Аки лев рыкающий
Князь подошел к нам как раз в этот момент.
– Рад, что вы оправдали Ипполита. Я знаю этого достойнейшего человека более двадцати лет и готов поручиться за него своей честью. Убийца по-прежнему опережает нас, и нашу миссию я вижу предельно ясно: изловить злодея, во что бы то ни стало. В связи с этим мне хотелось бы обсудить несколько важных моментов и поделиться своими предположениями, но при этом задержки нам ни к чему… Господин Мармеладов, могу ли я попросить вас пересесть в мой автомобиль? А вы, Жорж, поезжайте с Ванюшей. Надеюсь, это не причинит особенных неудобств?

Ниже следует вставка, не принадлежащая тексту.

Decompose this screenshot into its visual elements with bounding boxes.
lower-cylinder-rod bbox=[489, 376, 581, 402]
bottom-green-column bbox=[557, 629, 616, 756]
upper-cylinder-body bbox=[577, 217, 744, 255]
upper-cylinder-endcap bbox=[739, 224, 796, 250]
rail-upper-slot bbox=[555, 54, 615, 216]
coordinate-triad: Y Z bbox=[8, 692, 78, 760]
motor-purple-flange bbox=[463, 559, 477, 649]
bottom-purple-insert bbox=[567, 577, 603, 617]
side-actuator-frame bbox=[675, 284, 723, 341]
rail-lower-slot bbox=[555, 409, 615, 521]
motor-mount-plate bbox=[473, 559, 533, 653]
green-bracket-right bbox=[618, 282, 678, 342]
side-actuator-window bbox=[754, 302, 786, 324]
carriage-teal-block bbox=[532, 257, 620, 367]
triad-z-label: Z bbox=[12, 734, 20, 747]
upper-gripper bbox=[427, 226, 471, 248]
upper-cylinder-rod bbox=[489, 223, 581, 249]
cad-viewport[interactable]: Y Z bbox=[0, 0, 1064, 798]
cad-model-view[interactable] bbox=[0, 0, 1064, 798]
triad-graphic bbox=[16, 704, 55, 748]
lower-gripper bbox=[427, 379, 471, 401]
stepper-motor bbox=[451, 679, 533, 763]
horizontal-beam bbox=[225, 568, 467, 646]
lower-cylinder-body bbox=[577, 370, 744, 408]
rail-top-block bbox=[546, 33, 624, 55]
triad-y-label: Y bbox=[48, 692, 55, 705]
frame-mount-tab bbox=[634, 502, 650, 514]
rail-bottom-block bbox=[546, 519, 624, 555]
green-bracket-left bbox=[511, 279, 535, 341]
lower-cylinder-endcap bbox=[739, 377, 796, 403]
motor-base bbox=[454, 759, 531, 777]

– Нисколько, – честно ответил я, поскольку и сам хотел прокатиться на драндулете. – Тем более, что там и подушки имеются.
– Вот и чудно, – г-н Щербатов взял сыщика под локоть и повел к «Бенцу». – В путь, господа!
Дальше ехали быстро, но уже не на предельной скорости. Я услышал, как Пузырев бормочет себе под нос и переспросил:
– Что не дает тебе покоя?
– Один важный нюанс. Этот Мармеладов, наш докучливый сыщик, заявил, что в убийстве Осипа виновны пятеро. Но суд трактует подобные моменты по-иному! Ты же помнишь, я учился на юридическом факультете, пока не надоело заучивать сотни страниц унылого текста. Моторы собирать куда интереснее. Но «Уголовное уложение» я помню вполне сносно, а там говорится: если человек задумал учинить убийство, но не довершил его по обстоятельству, от воли виновного не зависящему, то это почитается лишь покушением. И наказание полагается более мягкое – не каторга, а исправительный дом.
– И в чем разница? Хрен редьки не слаще.
– Разница существенная! – гнул свое Иван. – На мой взгляд, правосудие должно признать убийцей лишь того, кто свернул непутевую голову Осипа. А остальным пусть снисхождение выйдет.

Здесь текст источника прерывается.